Occupying part of the stately, colonial-era town hall in the Indian city of Amritsar, less than 20 miles from the Pakistani border, the Partition Museum marks the first significant effort in either country to create a permanent reckoning of their violent breakup.
In what has been called the bloodiest migration of the last century, at least 14 million people were uprooted from their homes and approximately 1 million died in sectarian killings or from disease and hunger as the British carved out Pakistan from Hindu-majority India. Hindus and Sikhs were forced to flee their homes in what became Pakistan, while Muslim families faced attacks as they tried to leave India.
Employing personal artifacts and oral histories, the museum aims to memorialize the experiences of the people who died and those who lived through it.
As the independent nations grew into fierce rivals, fighting three wars, few are willing to confront the shared horrors of Partition.
“Other countries have commemorated the experiences that shaped them in so many ways,” said Mallika Ahluwalia, a trustee of the Arts and Cultural Heritage Trust, the nonprofit organization that established the museum in October.

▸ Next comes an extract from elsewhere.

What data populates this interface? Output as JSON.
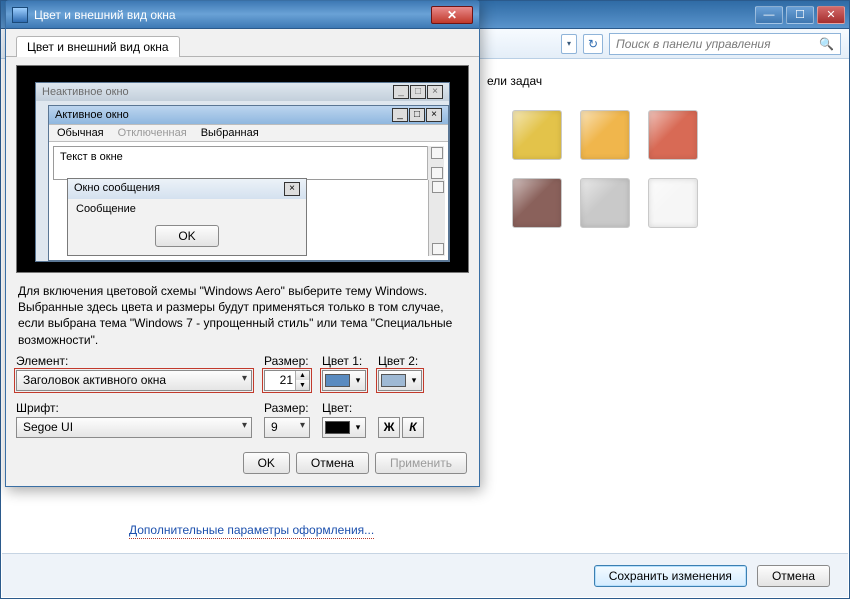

“In India this continues to shape the country and yet we have nothing like this. This is one step in that direction.”
Schoolbooks in India and Pakistan gloss over the subject. The violence had few parallels in the 20th century except perhaps the Holocaust or the Rwandan genocide — but unlike in Berlin or Kigali, no city in either India or Pakistan houses a memorial to the victims.
“It is one of those very peculiar cases of ethnic cleansing in which all three communities were victims and all three communities were also perpetrators of the crimes,” said Ishtiaq Ahmed, an author and Partition scholar in Lahore, Pakistan.

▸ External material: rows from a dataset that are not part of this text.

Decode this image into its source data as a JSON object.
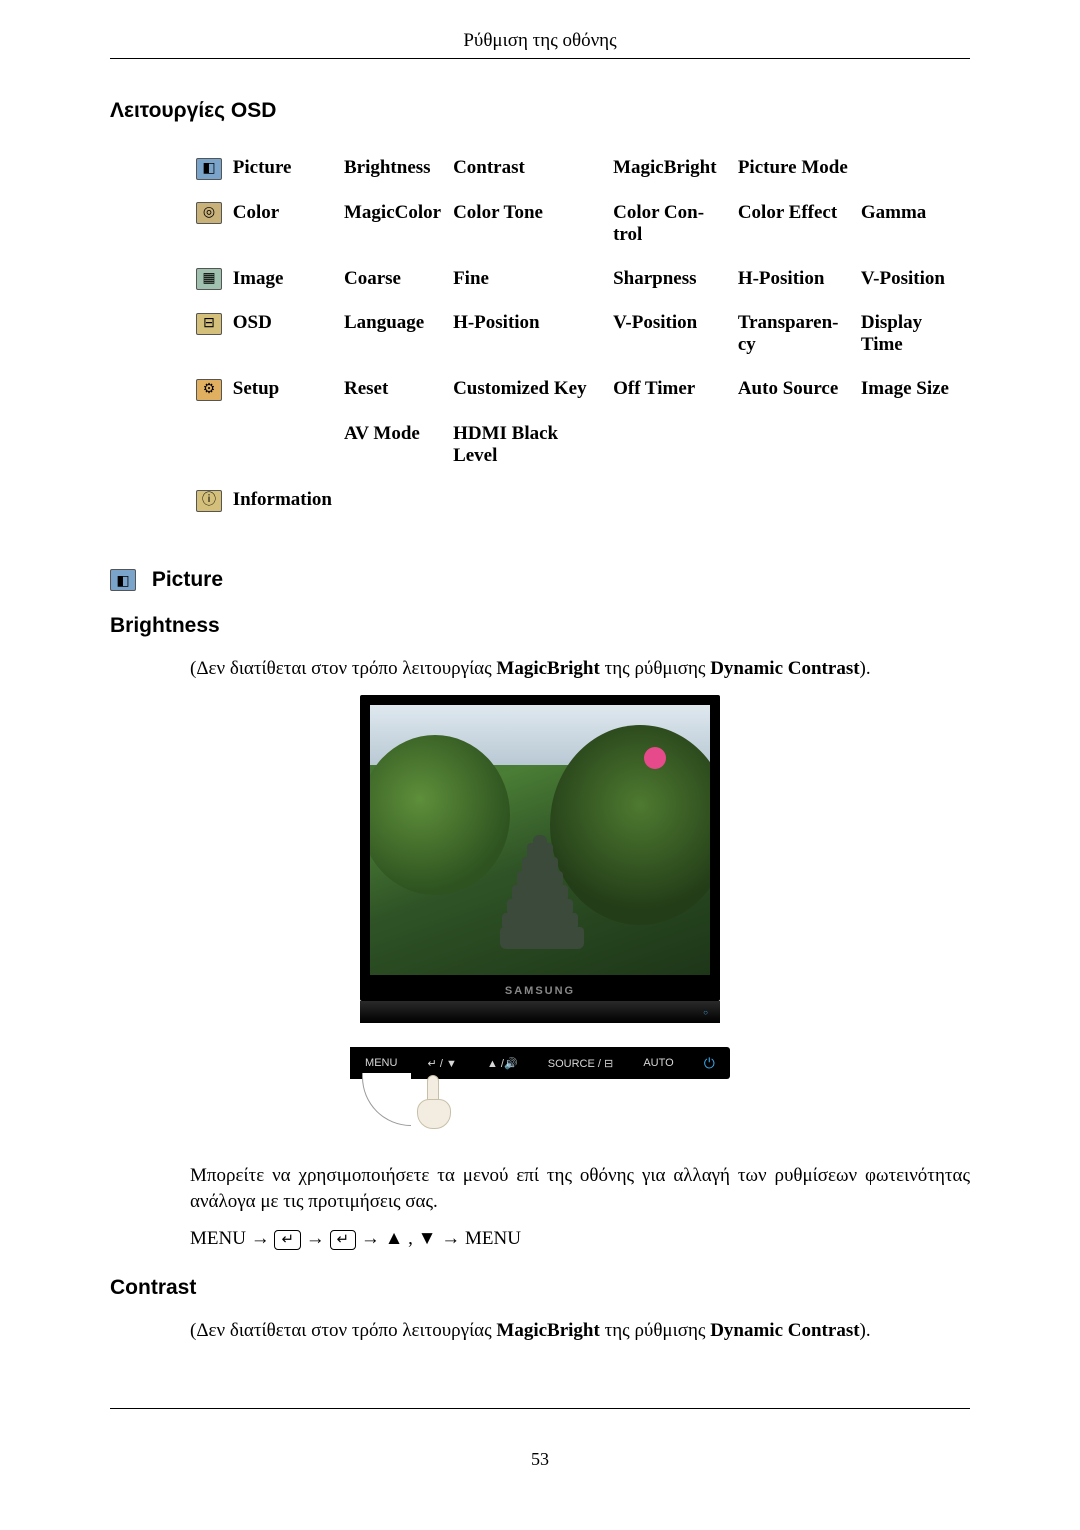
{
  "header": {
    "title": "Ρύθμιση της οθόνης"
  },
  "sections": {
    "osd_title": "Λειτουργίες OSD",
    "picture_section": "Picture",
    "brightness_heading": "Brightness",
    "contrast_heading": "Contrast"
  },
  "osd_table": {
    "rows": [
      {
        "cat": "Picture",
        "icon": "picture",
        "c": [
          "Brightness",
          "Contrast",
          "MagicBright",
          "Picture Mode",
          ""
        ]
      },
      {
        "cat": "Color",
        "icon": "color",
        "c": [
          "MagicColor",
          "Color Tone",
          "Color Con­trol",
          "Color Effect",
          "Gamma"
        ]
      },
      {
        "cat": "Image",
        "icon": "image",
        "c": [
          "Coarse",
          "Fine",
          "Sharpness",
          "H-Position",
          "V-Position"
        ]
      },
      {
        "cat": "OSD",
        "icon": "osd",
        "c": [
          "Language",
          "H-Position",
          "V-Position",
          "Transparen­cy",
          "Display Time"
        ]
      },
      {
        "cat": "Setup",
        "icon": "setup",
        "c": [
          "Reset",
          "Customized Key",
          "Off Timer",
          "Auto Source",
          "Image Size"
        ]
      },
      {
        "cat": "",
        "icon": "",
        "c": [
          "AV Mode",
          "HDMI Black Level",
          "",
          "",
          ""
        ]
      },
      {
        "cat": "Information",
        "icon": "info",
        "c": [
          "",
          "",
          "",
          "",
          ""
        ]
      }
    ]
  },
  "brightness": {
    "note_prefix": "(Δεν διατίθεται στον τρόπο λειτουργίας ",
    "note_bold1": "MagicBright",
    "note_mid": " της ρύθμισης ",
    "note_bold2": "Dynamic Contrast",
    "note_suffix": ").",
    "brand": "SAMSUNG",
    "controls": {
      "menu": "MENU",
      "enter_down": "/ ▼",
      "up_vol": "▲ /",
      "source": "SOURCE /",
      "auto": "AUTO"
    },
    "body": "Μπορείτε να χρησιμοποιήσετε τα μενού επί της οθόνης για αλλαγή των ρυθμίσεων φωτεινότητας ανάλογα με τις προτιμήσεις σας.",
    "path_menu": "MENU",
    "path_enter": "↵",
    "path_arrows": " , ",
    "path_up": "▲",
    "path_down": "▼"
  },
  "contrast": {
    "note_prefix": "(Δεν διατίθεται στον τρόπο λειτουργίας ",
    "note_bold1": "MagicBright",
    "note_mid": " της ρύθμισης ",
    "note_bold2": "Dynamic Contrast",
    "note_suffix": ")."
  },
  "icon_glyphs": {
    "picture": "◧",
    "color": "◎",
    "image": "▦",
    "osd": "⊟",
    "setup": "⚙",
    "info": "ⓘ",
    "enter": "↵",
    "vol": "🔊",
    "source_box": "⊟",
    "power": "⏻"
  },
  "footer": {
    "page": "53"
  }
}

“The result is we don’t want anything of the sort to be remembered. The communities and their spokespeople don’t want it to be remembered. So it’s taken a long time before some people could finally overcome all the trauma and all the complexities and decided to establish this museum.”

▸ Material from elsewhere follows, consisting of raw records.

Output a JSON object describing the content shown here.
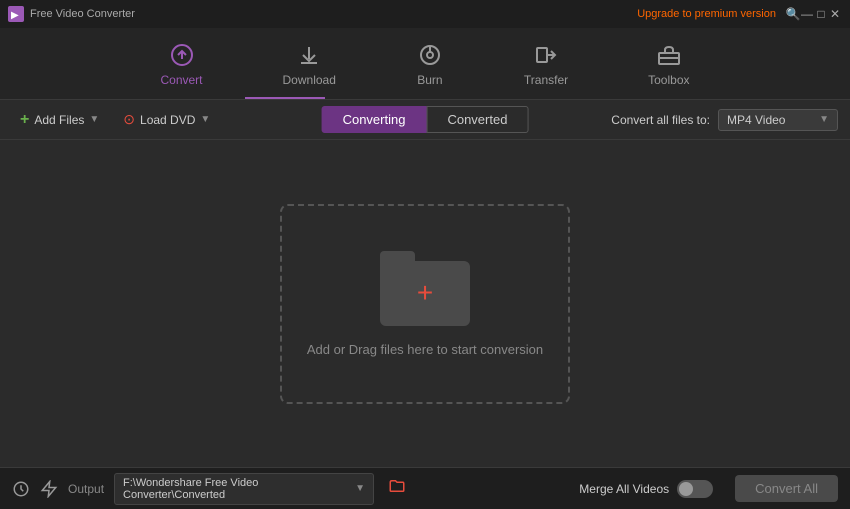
{
  "titlebar": {
    "app_name": "Free Video Converter",
    "upgrade_text": "Upgrade to premium version",
    "search_icon": "🔍",
    "minimize_icon": "—",
    "maximize_icon": "□",
    "close_icon": "✕"
  },
  "navbar": {
    "items": [
      {
        "id": "convert",
        "label": "Convert",
        "active": true
      },
      {
        "id": "download",
        "label": "Download",
        "active": false
      },
      {
        "id": "burn",
        "label": "Burn",
        "active": false
      },
      {
        "id": "transfer",
        "label": "Transfer",
        "active": false
      },
      {
        "id": "toolbox",
        "label": "Toolbox",
        "active": false
      }
    ]
  },
  "toolbar": {
    "add_files_label": "Add Files",
    "load_dvd_label": "Load DVD",
    "converting_tab": "Converting",
    "converted_tab": "Converted",
    "convert_all_label": "Convert all files to:",
    "format_value": "MP4 Video"
  },
  "main": {
    "drop_text": "Add or Drag files here to start conversion"
  },
  "statusbar": {
    "output_label": "Output",
    "output_path": "F:\\Wondershare Free Video Converter\\Converted",
    "merge_label": "Merge All Videos",
    "convert_all_btn": "Convert All"
  }
}
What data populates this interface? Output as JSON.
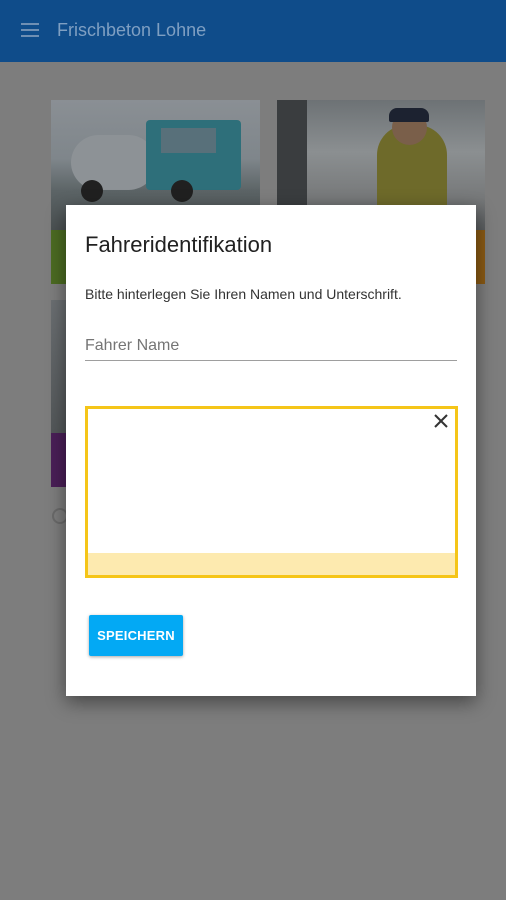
{
  "app": {
    "title": "Frischbeton Lohne",
    "menu_icon": "menu-icon",
    "bar_color": "#0f4c8a"
  },
  "dialog": {
    "title": "Fahreridentifikation",
    "instruction": "Bitte hinterlegen Sie Ihren Namen und Unterschrift.",
    "name_field": {
      "placeholder": "Fahrer Name",
      "value": ""
    },
    "signature_pad": {
      "clear_icon": "close-icon",
      "border_color": "#f5c518"
    },
    "save_label": "SPEICHERN",
    "save_color": "#03a9f4"
  }
}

As Partition survivors slowly die off, there is a belated recognition of the importance of recording their stories. A separate nonprofit initiative based in Berkeley, the 1947 Partition Archive, has collected more than 2,000 oral histories of survivors and will soon make the material available online.
The museum is the only physical memorial. Its collection is skewed toward the experiences of those living in India, because the curators have not collected material from Pakistan. However, they are in contact with Pakistani groups and plan to expand the collection in the coming months.
The museum is in Amritsar down a busy pedestrian thoroughfare from the Golden Temple, the holiest site in Sikhism. A commercial center during colonial times, the city suffered some of the worst violence of Partition.
In the heart of the Punjab territory, it was a religiously mixed place, with Hindus and Sikhs together forming a slight majority over Muslims. In the final days before the boundary was announced in August 1947, as it became clear that Amritsar would fall inside India, Sikh mobs overran Muslim neighborhoods and killed hundreds, while thousands took shelter from the violence inside the Golden Temple.
Tales of frantic departures and families torn apart fill the rooms of the museum. One display case features the warm, multicolored phulkari coat worn by a 22-year-old Sikh woman, Pritam Kaur, who fled mob attacks in western Punjab but had lost track of her fiance in the violence.
She reached a refugee camp in Amritsar with her 2-year-old brother — and found her fiance, Bhagwan Singh, waiting in a long line for food rations. They were married the following year in a simple ceremony. In the display case next to the coat is Bhagwan Singh’s leather briefcase, one of the few possessions he carried with him to his new home in India.